Huij lag in Fesseln aus geflochtenem Gras im einzigen Raum seiner mit vielerlei Fetischen geschmückten Behausung. Die fünf Zwerge, die ihn bewachten, hatten längst die Blasrohre weggelegt und schlossen sich der unüberschaubar werdenden Schar von Gerreks Bewunderern an. Mythor zögerte nicht lange. Er befahl den Wälsen, sämtliche Blasrohre einzusammeln und zu Bündeln zusammenzubinden. Sadagar schnitt die Fesseln auf. Huij wirkte benommen. Für einen Moment schien es so, als wollte auch er sich im Zauber der Himmelsklänge laben. Mythor packte ihn an den Schultern und rüttelte ihn, bis sein Blick sich klärte.
»Komm zu dir, Huij! Wir sind frei, und du wirst uns führen müssen! Hast du einen Zauber, der dich vor dem Flötenspiel schützt?«
Der Schamane brauchte trotz weiteren Rüttelns einige Zeit, um in die Wirklichkeit zurückzukehren. Als er begriff, was geschehen war, nickte er heftig, nahm ein Gefäß von der Wand und trank daraus.
»Über eine solche Macht verfügt ihr«, staunte er. »Warum habt ihr nicht früher davon Gebrauch gemacht, als Tohij…«
»Da wußten wir selbst noch nichts davon! Wir müssen schnell handeln, Huij. Wir…«
»Oh, ich bin schuld an eurem Elend«, begann der Schamane zu klagen. »Ich versprach euch, euch zu retten. Doch wie konnte ich wissen, daß Tohij einen Schamanen aus einer anderen Siedlung in seine Dienste gezwungen hatte und mit ihm den Vuhjoon anrief, unseren Stamm zu verhexen! Sie warteten heimtückisch, bis ihr fortgeführt wart, und dann…«
»Wir sind ja frei, Huij! Jetzt brauchen wir deine Hilfe nötiger als je zuvor! Du mußt uns den Weg zum Vuhjoon zeigen, doch vorher ein Gegenmittel gegen das Gift eurer Pfeile geben!« Mythor deutete auf Berbus, den Huuk und Lonsa stützten. »Er wird sonst sterben!«
Huij schrak heftig zusammen, als er den Wälsen erblickte.
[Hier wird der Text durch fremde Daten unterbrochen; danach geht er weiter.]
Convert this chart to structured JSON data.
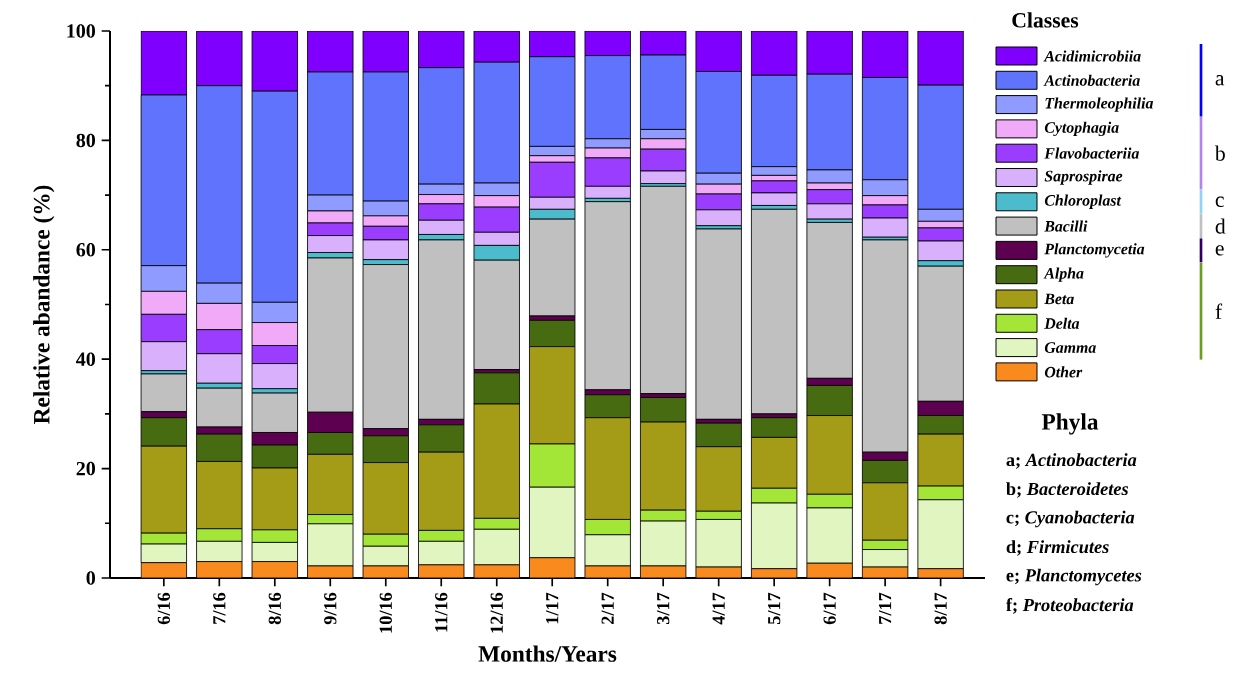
{
  "chart_data": {
    "type": "bar",
    "stacked": true,
    "xlabel": "Months/Years",
    "ylabel": "Relative abandance (%)",
    "legend_title": "Classes",
    "legend": "right",
    "grid": false,
    "categories": [
      "6/16",
      "7/16",
      "8/16",
      "9/16",
      "10/16",
      "11/16",
      "12/16",
      "1/17",
      "2/17",
      "3/17",
      "4/17",
      "5/17",
      "6/17",
      "7/17",
      "8/17"
    ],
    "ylim": [
      0,
      100
    ],
    "yticks": [
      0,
      20,
      40,
      60,
      80,
      100
    ],
    "series": [
      {
        "name": "Other",
        "color": "#f98a1e",
        "values": [
          2.8,
          3.0,
          3.0,
          2.2,
          2.2,
          2.4,
          2.4,
          3.7,
          2.2,
          2.2,
          2.0,
          1.7,
          2.7,
          2.0,
          1.7
        ]
      },
      {
        "name": "Gamma",
        "color": "#e0f5c0",
        "values": [
          3.4,
          3.7,
          3.5,
          7.7,
          3.6,
          4.3,
          6.5,
          12.9,
          5.7,
          8.2,
          8.7,
          12.0,
          10.1,
          3.2,
          12.6
        ]
      },
      {
        "name": "Delta",
        "color": "#a3e637",
        "values": [
          2.0,
          2.3,
          2.3,
          1.7,
          2.2,
          2.0,
          2.0,
          7.9,
          2.8,
          2.0,
          1.5,
          2.7,
          2.5,
          1.7,
          2.5
        ]
      },
      {
        "name": "Beta",
        "color": "#a49c16",
        "values": [
          15.9,
          12.3,
          11.3,
          11.0,
          13.1,
          14.3,
          20.9,
          17.8,
          18.6,
          16.1,
          11.8,
          9.3,
          14.4,
          10.5,
          9.5
        ]
      },
      {
        "name": "Alpha",
        "color": "#466b10",
        "values": [
          5.2,
          5.0,
          4.2,
          4.0,
          4.9,
          5.0,
          5.7,
          4.8,
          4.2,
          4.5,
          4.3,
          3.6,
          5.5,
          4.1,
          3.4
        ]
      },
      {
        "name": "Planctomycetia",
        "color": "#5e0050",
        "values": [
          1.1,
          1.3,
          2.3,
          3.7,
          1.3,
          1.0,
          0.6,
          0.8,
          0.9,
          0.7,
          0.7,
          0.7,
          1.3,
          1.5,
          2.6
        ]
      },
      {
        "name": "Bacilli",
        "color": "#c0c0c0",
        "values": [
          6.9,
          7.1,
          7.2,
          28.2,
          30.0,
          32.8,
          20.0,
          17.7,
          34.4,
          37.9,
          34.8,
          37.4,
          28.5,
          38.8,
          24.7
        ]
      },
      {
        "name": "Chloroplast",
        "color": "#4cbccc",
        "values": [
          0.6,
          0.9,
          0.8,
          1.0,
          0.9,
          1.0,
          2.7,
          1.8,
          0.6,
          0.5,
          0.6,
          0.7,
          0.6,
          0.5,
          1.0
        ]
      },
      {
        "name": "Saprospirae",
        "color": "#d8b0fb",
        "values": [
          5.3,
          5.4,
          4.6,
          3.1,
          3.6,
          2.6,
          2.4,
          2.2,
          2.2,
          2.3,
          2.9,
          2.3,
          2.8,
          3.5,
          3.6
        ]
      },
      {
        "name": "Flavobacteriia",
        "color": "#9a3dff",
        "values": [
          5.0,
          4.4,
          3.3,
          2.3,
          2.5,
          3.0,
          4.6,
          6.4,
          5.2,
          4.0,
          2.9,
          2.2,
          2.6,
          2.4,
          2.4
        ]
      },
      {
        "name": "Cytophagia",
        "color": "#f0aaf8",
        "values": [
          4.2,
          4.8,
          4.2,
          2.2,
          1.9,
          1.7,
          2.1,
          1.2,
          1.8,
          1.9,
          1.8,
          1.0,
          1.2,
          1.7,
          1.2
        ]
      },
      {
        "name": "Thermoleophilia",
        "color": "#8f9bff",
        "values": [
          4.7,
          3.7,
          3.7,
          2.9,
          2.7,
          1.9,
          2.3,
          1.7,
          1.7,
          1.7,
          2.0,
          1.6,
          2.4,
          2.9,
          2.2
        ]
      },
      {
        "name": "Actinobacteria",
        "color": "#5f73fd",
        "values": [
          31.2,
          36.1,
          38.6,
          22.5,
          23.6,
          21.3,
          22.1,
          16.4,
          15.2,
          13.6,
          18.6,
          16.7,
          17.5,
          18.7,
          22.7
        ]
      },
      {
        "name": "Acidimicrobiia",
        "color": "#8000ff",
        "values": [
          11.7,
          10.0,
          11.0,
          7.5,
          7.5,
          6.7,
          5.7,
          4.7,
          4.5,
          4.4,
          7.4,
          8.1,
          7.9,
          8.5,
          9.9
        ]
      }
    ],
    "annotations": [
      "a",
      "b",
      "c",
      "d",
      "e",
      "f",
      "Phyla",
      "a; *Actinobacteria*",
      "b; *Bacteroidetes*",
      "c; *Cyanobacteria*",
      "d; *Firmicutes*",
      "e; *Planctomycetes*",
      "f; *Proteobacteria*"
    ]
  }
}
»Es ist ein großes Wunder, daß er überhaupt noch lebt«, sagte er entsetzt. »Ein Freve wäre längst daran gestorben!«
»Kannst du ihn heilen oder nicht!«
»Ja… ja! Aber die Salbe muß erst zubereitet werden. So schnell geht das nicht. Ich…«
»Was brauchst du dazu?«
Huij holte eine tönerne Schale, einen Knochen zum Zerstampfen und Rühren, schließlich allerlei Kräuter und tote Tiere aus einem Wandfach.
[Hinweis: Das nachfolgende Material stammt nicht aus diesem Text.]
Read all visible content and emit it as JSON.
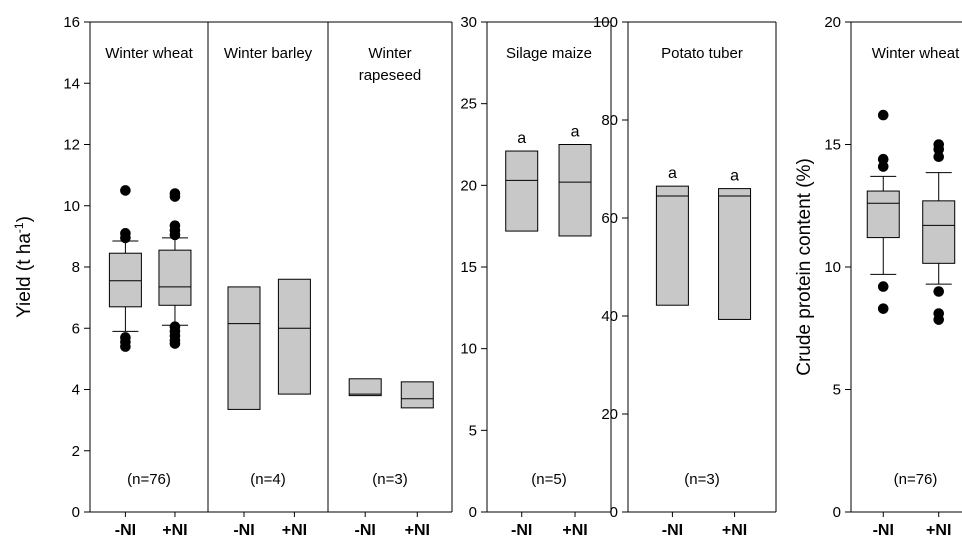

»Du nimmst es mit und stellst die Salbe her, während wir unterwegs sind«, entschied Mythor. »Wir können nicht warten. Gerrek mag noch stundenlang von der Muse erfüllt sein, doch lange vorher geht ihm die Puste aus.«
Der Schamane verabreichte auch Kjobo etwas von dem Trank, der ihn für Gerreks Flötenspiel unempfänglich machte. Anfangs hatte seine Angst dies besorgt. Nun stand er mit leuchtenden Augen vor dem Mandaler. Als der Trank wirkte, packte Mythor den Freven am zottigen Haarschopf.